Immigrants are American assets. Immigrants are not a threat; they are America’s fountain of youth, talent, economic growth and global competitiveness. America 2030 would unlock the positive long-term economic and social impact of opening, not closing, U.S. borders. Refugees in the U.S added $63 billion more to government coffers over a 10-year-period than they extracted, according to a Trump administration study (that it later downplayed). In U.S. regions with high immigration, wages go up for all workers, not down.

An emerging ecosystem is beginning to invest in people on the move. Laurene Powell Jobs’s Emerson Collective is setting up an immigration innovation incubator to support services, advocacy and political action for U.S. immigrants and supports Unshackled Ventures to invest in foreign-born entrepreneurs and supports their visa applications. Corporations like IKEA and Starbucks are intentionally hiring refugees. Airbnb is attracting new hosts eager to house them. A Massachusetts workforce development pay-for-success program is trying to improve employability and skills for adult refugees and other immigrants.

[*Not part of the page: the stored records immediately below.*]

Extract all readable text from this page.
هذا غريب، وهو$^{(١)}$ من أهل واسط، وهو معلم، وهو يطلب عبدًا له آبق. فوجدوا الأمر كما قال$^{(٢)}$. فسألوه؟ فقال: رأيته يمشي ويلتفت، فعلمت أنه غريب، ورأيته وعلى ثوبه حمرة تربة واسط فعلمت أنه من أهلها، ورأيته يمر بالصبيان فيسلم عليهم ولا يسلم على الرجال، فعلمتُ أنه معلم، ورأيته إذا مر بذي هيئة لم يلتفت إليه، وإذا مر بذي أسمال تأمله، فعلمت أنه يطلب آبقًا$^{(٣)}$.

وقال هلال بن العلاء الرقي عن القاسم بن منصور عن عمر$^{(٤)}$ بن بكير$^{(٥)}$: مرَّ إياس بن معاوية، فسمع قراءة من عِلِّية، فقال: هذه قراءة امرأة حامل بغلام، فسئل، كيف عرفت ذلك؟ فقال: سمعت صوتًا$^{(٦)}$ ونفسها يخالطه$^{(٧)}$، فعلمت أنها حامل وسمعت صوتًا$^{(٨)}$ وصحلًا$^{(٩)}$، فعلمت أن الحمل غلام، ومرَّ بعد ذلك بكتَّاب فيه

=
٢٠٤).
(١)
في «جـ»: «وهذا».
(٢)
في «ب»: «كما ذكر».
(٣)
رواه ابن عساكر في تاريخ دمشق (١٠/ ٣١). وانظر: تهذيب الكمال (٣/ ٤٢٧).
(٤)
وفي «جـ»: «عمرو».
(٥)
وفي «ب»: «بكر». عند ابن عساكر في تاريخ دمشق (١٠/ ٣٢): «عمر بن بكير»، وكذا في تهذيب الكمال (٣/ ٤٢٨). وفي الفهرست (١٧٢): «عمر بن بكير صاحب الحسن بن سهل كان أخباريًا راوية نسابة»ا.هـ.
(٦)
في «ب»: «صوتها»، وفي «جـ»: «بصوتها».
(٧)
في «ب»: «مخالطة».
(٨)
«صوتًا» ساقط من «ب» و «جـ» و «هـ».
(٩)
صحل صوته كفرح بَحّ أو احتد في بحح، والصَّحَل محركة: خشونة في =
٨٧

Sustainable development begins at home. A significant feature of the 17 Sustainable Development Goals is that they apply to developed as well as developing countries. The U.S. has a long way to go. Future Now earlier this year streamlined the 17 global goals into seven goals for the U.S. like “good jobs,” “affordable quality health care” and “equal opportunity for all.” For example, 22% of Americans say they forgo doctor’s visits because of healthcare costs, better only than Poland among advanced countries. Another index, from the Sustainable Development Solutions Network, shows that two-thirds of U.S. cities are less than halfway toward meeting the 2030 goals.

America is one big opportunity zone. Yet far from “carnage,” American cities and towns are finding new and diverse ways of bringing back jobs, neighborhoods and community. As James and Deborah Fallows showcase in “Our Towns,” American is in the midst of a regenerative wave. Such practical, local determination is a sharp contrast to the paralysis and defeatism of national politics.

ImpactAlpha’s New Revivalist series profiled 19 investors, organizers and entrepreneurs in cities and communities across the country leading local investing efforts that deliver quality jobs, affordable housing and inclusive growth. Venture capital in America still largely flows to white, male entrepreneurs in three states. America 2030 would flood the rest of the country with startup capital. AOL founder and Revolution venture investor Steve Case is showcasing innovation opportunity outside of California, New York and Massachusetts, building building a nationwide entrepreneurship ecosystem and investing $150 million from a Who’s Who of business. The new bipartisan Investing for Opportunity Act legislation has teed up a $6 trillion investment opportunity in underinvested communities in all 50 states, territories and Washington D.C.

America 2030 would expand who gets to be an entrepreneur and who writes the checks. As Kapor Capital’s Brian Dixon says, diverse founders “see problems and opportunities that others don’t.”